University of Massachusetts Amherst

Conservation Assessment and Prioritization System

Conservation Assessment and Prioritization System

Data updates

December 7, 2023: CAPS data, the web maps, and Critical Linkages results have been updated to fix a handful of data errors and include the latest field-surveyed road-stream crossings from NAACC. 272 additional crossings have been surveyed since the last release, now including a total of 24% of road-stream crossings in Massachusetts.

Regional ecosystem-based connectivity

November 20, 2023: We’re excited to announce our ecosystem-based models of regional connectivity, created with funding from the USGS Northeast Climate Adaptation Science Center. We assessed connectivity across the Northeastern U.S. at multiple scales and without relying on predefined conservation targets, thus model results work flexibly with various conservation strategies. Results are now available to inform conservation actions aimed at maintaining connected landscapes for multiple species, both locally and across the Northeast.

Read about it and try the new stopgap web viewer, to be replaced with a full featured site-scoring tool in Spring 2024.

New web maps!

July 26, 2023: We've added live web maps of IEI and MassDEP Habitat of Potential Regional or Statewide Importance. Look under Data & Maps.

Massachusetts CAPS was significantly updated in 2020

The Conservation Assessment and Prioritization System (CAPS) is an ecosystem-based (coarse-filter) approach for assessing the ecological integrity of lands and waters and subsequently identifying and prioritizing land for habitat and biodiversity conservation. We define ecological integrity as the ability of an area to support biodiversity and the ecosystem processes necessary to sustain biodiversity over the long term. CAPS is an approach to prioritizing land for conservation based on the assessment of ecological integrity for various ecological communities (e.g., forest, shrub swamp, headwater stream) within an area.

CAPS combines principles of landscape ecology and conservation biology with software that compiles spatial data and characterizes landscape patterns. This process results in a final Index of Ecological Integrity (IEI) for each point in the landscape based on models constructed separately for each ecological community.

Statewide IEI
Index of ecological integrity (IEI) for Massachusetts. Darker green areas denote higher IEI values; white areas are developed land.

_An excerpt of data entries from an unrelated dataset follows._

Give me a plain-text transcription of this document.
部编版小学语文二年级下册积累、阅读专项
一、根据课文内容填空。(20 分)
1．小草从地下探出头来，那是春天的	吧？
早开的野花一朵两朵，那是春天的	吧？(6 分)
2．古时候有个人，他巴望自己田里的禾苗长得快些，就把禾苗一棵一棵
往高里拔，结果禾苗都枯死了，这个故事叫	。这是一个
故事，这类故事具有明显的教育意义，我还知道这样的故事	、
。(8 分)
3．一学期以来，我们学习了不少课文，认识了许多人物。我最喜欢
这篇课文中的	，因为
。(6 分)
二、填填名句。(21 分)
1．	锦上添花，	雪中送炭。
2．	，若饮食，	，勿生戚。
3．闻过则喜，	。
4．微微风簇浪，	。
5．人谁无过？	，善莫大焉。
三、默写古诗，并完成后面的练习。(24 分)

Our approach is landscape-oriented and focused on a comprehensive valuation of the entire landscape. It attempts to combine many complex spatial relationships in the landscape that drive ecological processes, including population persistence and community dynamics. The CAPS approach seeks to evaluate the ecological integrity of the entire landscape mosaic, not just the rare species and community locations. We assume that by conserving intact, ecologically-defined communities of high integrity, we can conserve most species and the ecological processes that shape and maintain ecosystems over time.